Genghis Khan was a meritocrat indeed. But Genghis Khan is not the mongol society as a whole, which has been over romanticized since the centuries.
A huge part of their economy was based on slavery. European women could be bought for quite a big price as sex slaves at the slave markets of Novgorod. They brought the bubonic plague (the famous "black death") which provoked an actual apocalypse on PURPOSE. They weaponized the plague by launching infected bodies in the ports of Crimea, where they knew ships would flee and infect the rest of Europe.
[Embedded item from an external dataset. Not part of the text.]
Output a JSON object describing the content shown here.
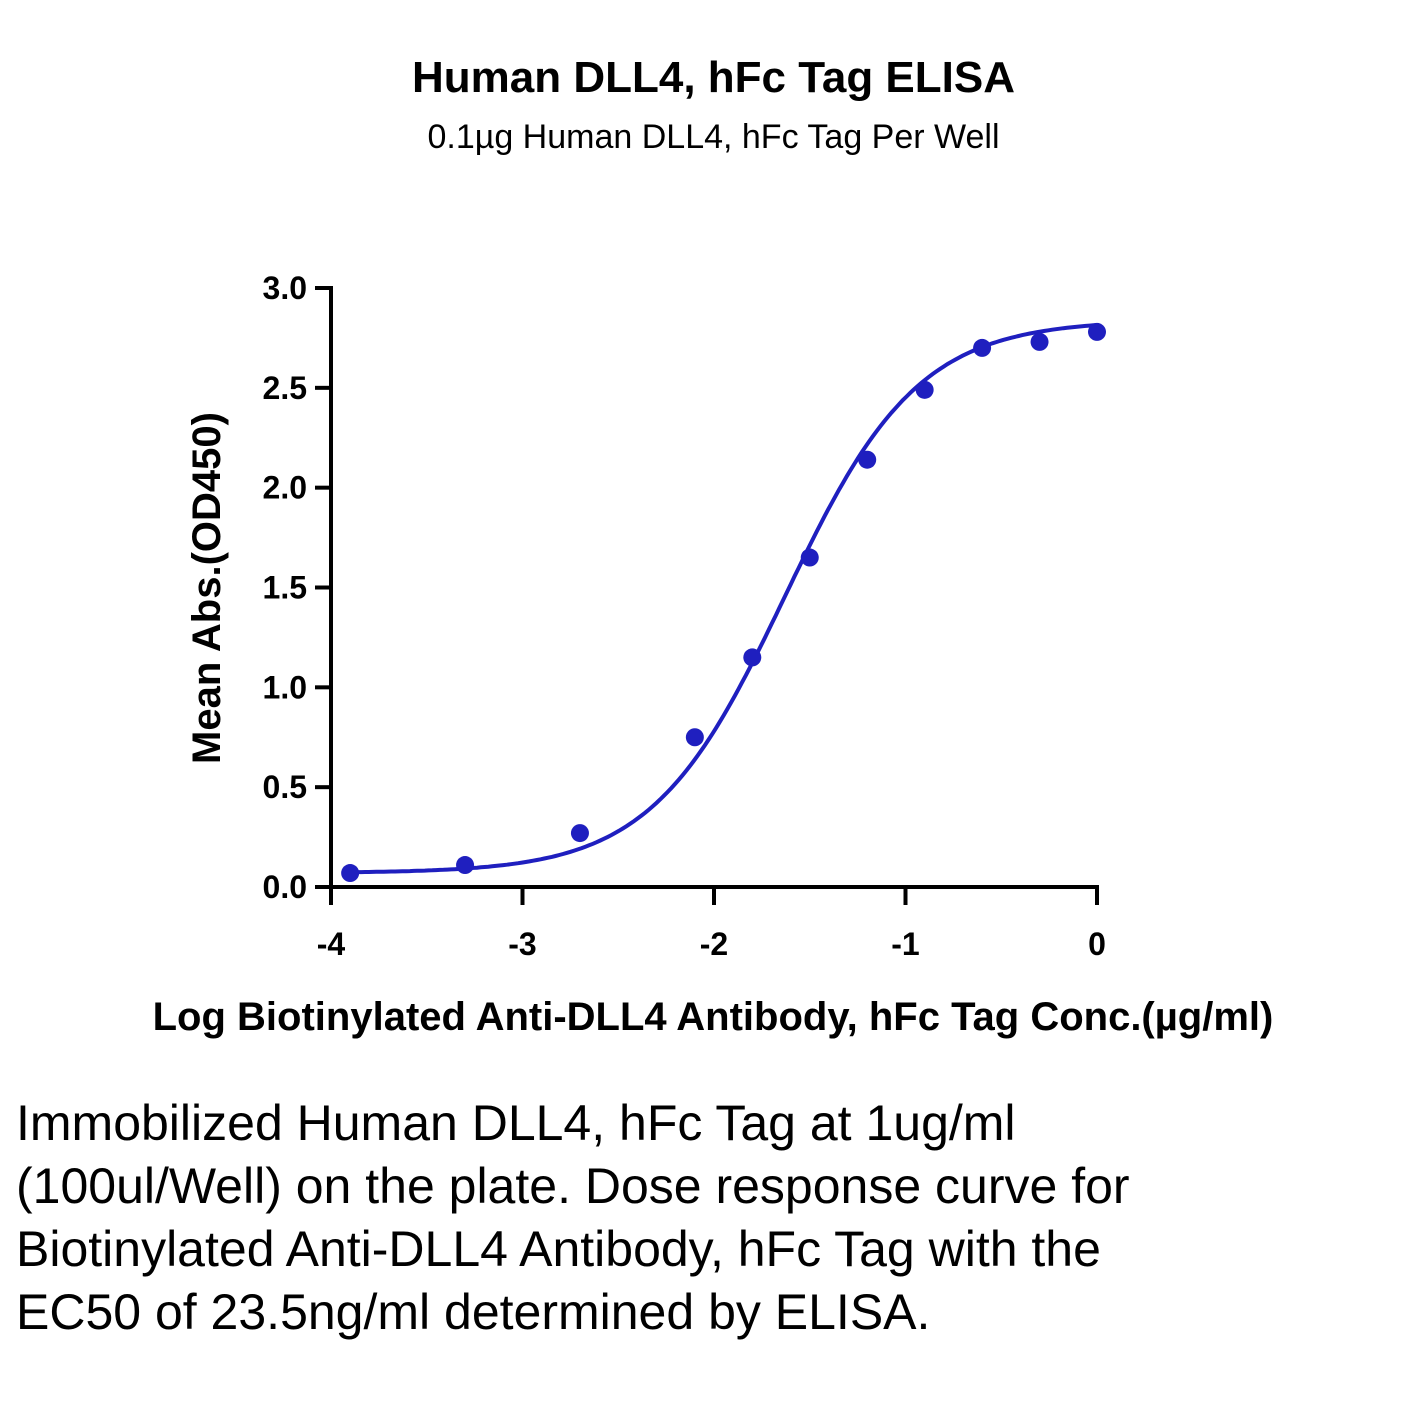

When the Khwarezmid Empire refused his "egalitarian terms", the entire empire was literally erased, its four million inhabitants reduced to mounds of skeletons.
 
There were several warrior queens and princesses in mongolian armies, and they even had leaders. Khutulun is often referenced as one of the fiercest female women in human history. Mongols definitely had women in their armies, especially as horsemanship and archery were taught to both genders, and that was the biggest factor of mongolian shock tactics.
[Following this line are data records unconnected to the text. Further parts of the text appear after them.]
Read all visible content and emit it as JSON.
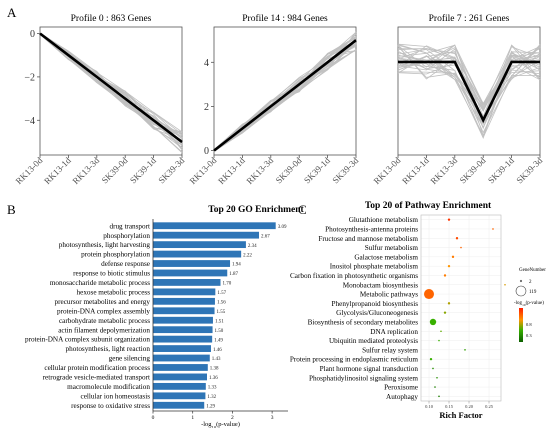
{
  "panels": {
    "a": "A",
    "b": "B",
    "c": "C"
  },
  "chart_data": [
    {
      "type": "line",
      "title": "Profile 0 : 863 Genes",
      "categories": [
        "RK13-0d",
        "RK13-1d",
        "RK13-3d",
        "SK39-0d",
        "SK39-1d",
        "SK39-3d"
      ],
      "y": [
        0,
        -1,
        -2,
        -3,
        -4,
        -5
      ],
      "ylim": [
        -5.6,
        0.3
      ],
      "yticks": [
        0,
        -2,
        -4
      ],
      "ytick_labels": [
        "0",
        "−2",
        "−4"
      ],
      "line_color": "#000000",
      "band_color": "#c0c0c0"
    },
    {
      "type": "line",
      "title": "Profile 14 : 984 Genes",
      "categories": [
        "RK13-0d",
        "RK13-1d",
        "RK13-3d",
        "SK39-0d",
        "SK39-1d",
        "SK39-3d"
      ],
      "y": [
        0,
        1,
        2,
        3,
        4,
        5
      ],
      "ylim": [
        -0.2,
        5.6
      ],
      "yticks": [
        0,
        2,
        4
      ],
      "ytick_labels": [
        "0",
        "2",
        "4"
      ],
      "line_color": "#000000",
      "band_color": "#c0c0c0"
    },
    {
      "type": "line",
      "title": "Profile 7 : 261 Genes",
      "categories": [
        "RK13-0d",
        "RK13-1d",
        "RK13-3d",
        "SK39-0d",
        "SK39-1d",
        "SK39-3d"
      ],
      "y": [
        0,
        0,
        0,
        -1,
        0,
        0
      ],
      "ylim": [
        -1.6,
        0.6
      ],
      "yticks": [],
      "ytick_labels": [],
      "line_color": "#000000",
      "band_color": "#c0c0c0"
    },
    {
      "type": "bar",
      "orientation": "horizontal",
      "title": "Top 20 GO Enrichment",
      "xlabel": "-log10(p-value)",
      "xlabel_parts": {
        "pre": "-log",
        "sub": "10",
        "post": "(p-value)"
      },
      "xlim": [
        0,
        3.4
      ],
      "xticks": [
        0,
        1,
        2,
        3
      ],
      "bar_color": "#2e75b6",
      "categories": [
        "drug transport",
        "phosphorylation",
        "photosynthesis, light harvesting",
        "protein phosphorylation",
        "defense response",
        "response to biotic stimulus",
        "monosaccharide metabolic process",
        "hexose metabolic process",
        "precursor metabolites and energy",
        "protein-DNA complex assembly",
        "carbohydrate metabolic process",
        "actin filament depolymerization",
        "protein-DNA complex subunit organization",
        "photosynthesis, light reaction",
        "gene silencing",
        "cellular protein modification process",
        "retrograde vesicle-mediated transport",
        "macromolecule modification",
        "cellular ion homeostasis",
        "response to oxidative stress"
      ],
      "values": [
        3.09,
        2.67,
        2.34,
        2.22,
        1.94,
        1.87,
        1.7,
        1.57,
        1.56,
        1.55,
        1.51,
        1.5,
        1.49,
        1.46,
        1.43,
        1.38,
        1.36,
        1.33,
        1.32,
        1.29
      ],
      "value_labels": [
        "3.09",
        "2.67",
        "2.34",
        "2.22",
        "1.94",
        "1.87",
        "1.70",
        "1.57",
        "1.56",
        "1.55",
        "1.51",
        "1.50",
        "1.49",
        "1.46",
        "1.43",
        "1.38",
        "1.36",
        "1.33",
        "1.32",
        "1.29"
      ]
    },
    {
      "type": "scatter",
      "title": "Top 20 of Pathway Enrichment",
      "xlabel": "Rich Factor",
      "xlim": [
        0.08,
        0.28
      ],
      "xticks": [
        0.1,
        0.15,
        0.2,
        0.25
      ],
      "xtick_labels": [
        "0.10",
        "0.15",
        "0.20",
        "0.25"
      ],
      "categories": [
        "Glutathione metabolism",
        "Photosynthesis-antenna proteins",
        "Fructose and mannose metabolism",
        "Sulfur metabolism",
        "Galactose metabolism",
        "Inositol phosphate metabolism",
        "Carbon fixation in photosynthetic organisms",
        "Monobactam biosynthesis",
        "Metabolic pathways",
        "Phenylpropanoid biosynthesis",
        "Glycolysis/Gluconeogenesis",
        "Biosynthesis of secondary metabolites",
        "DNA replication",
        "Ubiquitin mediated proteolysis",
        "Sulfur relay system",
        "Protein processing in endoplasmic reticulum",
        "Plant hormone signal transduction",
        "Phosphatidylinositol signaling system",
        "Peroxisome",
        "Autophagy"
      ],
      "rich_factor": [
        0.15,
        0.26,
        0.17,
        0.18,
        0.16,
        0.15,
        0.14,
        0.29,
        0.1,
        0.15,
        0.14,
        0.11,
        0.13,
        0.125,
        0.19,
        0.105,
        0.11,
        0.12,
        0.115,
        0.125
      ],
      "gene_number": [
        3,
        2,
        3,
        2,
        3,
        3,
        3,
        2,
        119,
        3,
        3,
        40,
        2,
        2,
        2,
        3,
        2,
        2,
        2,
        2
      ],
      "neg_log10_p": [
        1.4,
        1.2,
        1.3,
        1.2,
        1.1,
        1.0,
        1.1,
        0.9,
        1.2,
        0.8,
        0.7,
        0.5,
        0.6,
        0.5,
        0.4,
        0.5,
        0.3,
        0.3,
        0.2,
        0.2
      ],
      "legend_size": {
        "title": "GeneNumber",
        "labels": [
          "2",
          "119"
        ],
        "values": [
          2,
          119
        ]
      },
      "legend_color": {
        "title": "-log10(p-value)",
        "title_parts": {
          "pre": "-log",
          "sub": "10",
          "post": "(p-value)"
        },
        "labels": [
          "0.8",
          "0.3"
        ],
        "values": [
          0.8,
          0.3
        ],
        "range": [
          0,
          1.5
        ],
        "colors": [
          "#ff1a00",
          "#ff9500",
          "#38b000",
          "#0b5e00"
        ]
      }
    }
  ]
}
http://badassoftheweek.com/index.cgi?id=822456431891

Did they massacre the Khwarezmid Empire and remove their entire existence from history? Yeah. They are are where we get the expression "Don't shoot the messenger." Genghis had sent in a caravan to open up trade with this kingdom saying they wanted to have them join his empire. Had he only refused, they might still have survived as slave or in some other degree of history. Instead, they were mercilessly massacred to every last soul. Why? They murdered that entire caravan in challenge of Genghis Khan. I'm not gonna say that massacring people is a nice foreign policy, but they were kicking sand in the face of a dragon.

As for the bubonic plague, I get the idea that it would have been inevitable that it spread to the west eventually with terrible results. I don't get the idea that they intentionally were trying to spread plague though. The mongol's were immune to it, as many people in the asiatic world were, since they had grown up around its sources and developed immunities. Plague warfare isn't really one of Genghis Khan's usual tactics, but psychological warfare is. I believe the primary reason for throwing bodies was to demoralize enemies who were stuck in the castle the were attacking. Causing one of the worst plague epidemics was kind of just a side effect. It would have happened anyway as the east and west started to mingle more throughout history.
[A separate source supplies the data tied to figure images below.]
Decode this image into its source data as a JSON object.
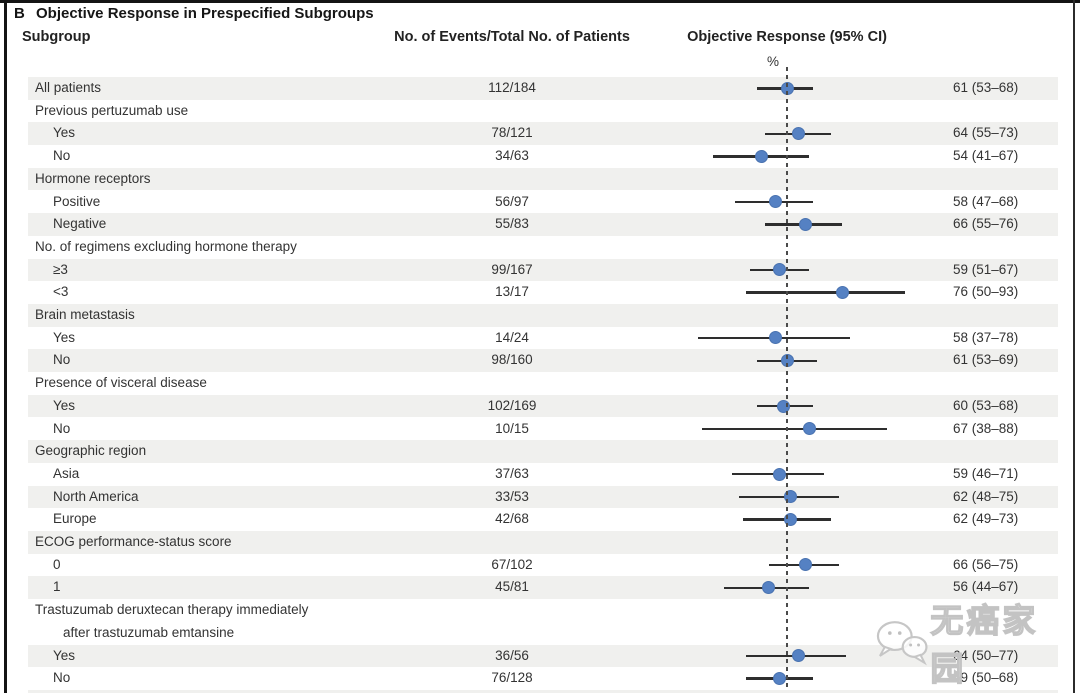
{
  "title": {
    "panel_letter": "B",
    "text": "Objective Response in Prespecified Subgroups"
  },
  "columns": {
    "subgroup": "Subgroup",
    "events": "No. of Events/Total No. of Patients",
    "response": "Objective Response (95% CI)",
    "unit": "%"
  },
  "watermark": {
    "text": "无癌家园",
    "icon": "wechat-bubbles-icon"
  },
  "colors": {
    "row_shade": "#f0f0ee",
    "dot_blue": "#5581c3",
    "ci_line": "#2e2e2e",
    "reference_line": "#4a4a4a",
    "border": "#141414"
  },
  "chart_data": {
    "type": "forest",
    "title": "Objective Response in Prespecified Subgroups",
    "unit": "%",
    "reference_line_pct": 61,
    "x_visible_range": [
      35,
      97
    ],
    "rows": [
      {
        "label": "All patients",
        "indent": 0,
        "events": "112/184",
        "value": 61,
        "lo": 53,
        "hi": 68,
        "ci": "61 (53–68)",
        "shaded": true
      },
      {
        "label": "Previous pertuzumab use",
        "indent": 0,
        "header": true,
        "shaded": false
      },
      {
        "label": "Yes",
        "indent": 1,
        "events": "78/121",
        "value": 64,
        "lo": 55,
        "hi": 73,
        "ci": "64 (55–73)",
        "shaded": true
      },
      {
        "label": "No",
        "indent": 1,
        "events": "34/63",
        "value": 54,
        "lo": 41,
        "hi": 67,
        "ci": "54 (41–67)",
        "shaded": false
      },
      {
        "label": "Hormone receptors",
        "indent": 0,
        "header": true,
        "shaded": true
      },
      {
        "label": "Positive",
        "indent": 1,
        "events": "56/97",
        "value": 58,
        "lo": 47,
        "hi": 68,
        "ci": "58 (47–68)",
        "shaded": false
      },
      {
        "label": "Negative",
        "indent": 1,
        "events": "55/83",
        "value": 66,
        "lo": 55,
        "hi": 76,
        "ci": "66 (55–76)",
        "shaded": true
      },
      {
        "label": "No. of regimens excluding hormone therapy",
        "indent": 0,
        "header": true,
        "shaded": false
      },
      {
        "label": "≥3",
        "indent": 1,
        "events": "99/167",
        "value": 59,
        "lo": 51,
        "hi": 67,
        "ci": "59 (51–67)",
        "shaded": true
      },
      {
        "label": "<3",
        "indent": 1,
        "events": "13/17",
        "value": 76,
        "lo": 50,
        "hi": 93,
        "ci": "76 (50–93)",
        "shaded": false
      },
      {
        "label": "Brain metastasis",
        "indent": 0,
        "header": true,
        "shaded": true
      },
      {
        "label": "Yes",
        "indent": 1,
        "events": "14/24",
        "value": 58,
        "lo": 37,
        "hi": 78,
        "ci": "58 (37–78)",
        "shaded": false
      },
      {
        "label": "No",
        "indent": 1,
        "events": "98/160",
        "value": 61,
        "lo": 53,
        "hi": 69,
        "ci": "61 (53–69)",
        "shaded": true
      },
      {
        "label": "Presence of visceral disease",
        "indent": 0,
        "header": true,
        "shaded": false
      },
      {
        "label": "Yes",
        "indent": 1,
        "events": "102/169",
        "value": 60,
        "lo": 53,
        "hi": 68,
        "ci": "60 (53–68)",
        "shaded": true
      },
      {
        "label": "No",
        "indent": 1,
        "events": "10/15",
        "value": 67,
        "lo": 38,
        "hi": 88,
        "ci": "67 (38–88)",
        "shaded": false
      },
      {
        "label": "Geographic region",
        "indent": 0,
        "header": true,
        "shaded": true
      },
      {
        "label": "Asia",
        "indent": 1,
        "events": "37/63",
        "value": 59,
        "lo": 46,
        "hi": 71,
        "ci": "59 (46–71)",
        "shaded": false
      },
      {
        "label": "North America",
        "indent": 1,
        "events": "33/53",
        "value": 62,
        "lo": 48,
        "hi": 75,
        "ci": "62 (48–75)",
        "shaded": true
      },
      {
        "label": "Europe",
        "indent": 1,
        "events": "42/68",
        "value": 62,
        "lo": 49,
        "hi": 73,
        "ci": "62 (49–73)",
        "shaded": false
      },
      {
        "label": "ECOG performance-status score",
        "indent": 0,
        "header": true,
        "shaded": true
      },
      {
        "label": "0",
        "indent": 1,
        "events": "67/102",
        "value": 66,
        "lo": 56,
        "hi": 75,
        "ci": "66 (56–75)",
        "shaded": false
      },
      {
        "label": "1",
        "indent": 1,
        "events": "45/81",
        "value": 56,
        "lo": 44,
        "hi": 67,
        "ci": "56 (44–67)",
        "shaded": true
      },
      {
        "label": "Trastuzumab deruxtecan therapy immediately",
        "indent": 0,
        "header": true,
        "shaded": false
      },
      {
        "label": "after trastuzumab emtansine",
        "indent": 2,
        "header": true,
        "shaded": false
      },
      {
        "label": "Yes",
        "indent": 1,
        "events": "36/56",
        "value": 64,
        "lo": 50,
        "hi": 77,
        "ci": "64 (50–77)",
        "shaded": true
      },
      {
        "label": "No",
        "indent": 1,
        "events": "76/128",
        "value": 59,
        "lo": 50,
        "hi": 68,
        "ci": "59 (50–68)",
        "shaded": false
      }
    ]
  }
}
I feel like you can't ignore things like Pax Mongolica or the reinforcement of the silk road, the distribution of technologies, or religious freedom that mongolians brought. They even would accept local cultures and aspects of religion, and let people govern themselves, which pretty much meant for the most part if you said you allied with them, they would leave you alone. It wouldn't really affect your life much. Genghis also banned things like torture. They did execute people rather gruesomely, but they didn't torture.

I just think the Khans in fallout, despite being "based" on Mongolian wartribes, don't really take advantage of how cool mongols were, and I just feel I would have liked a more mongolian based antithesis to face the NCR than what we got in the Legion.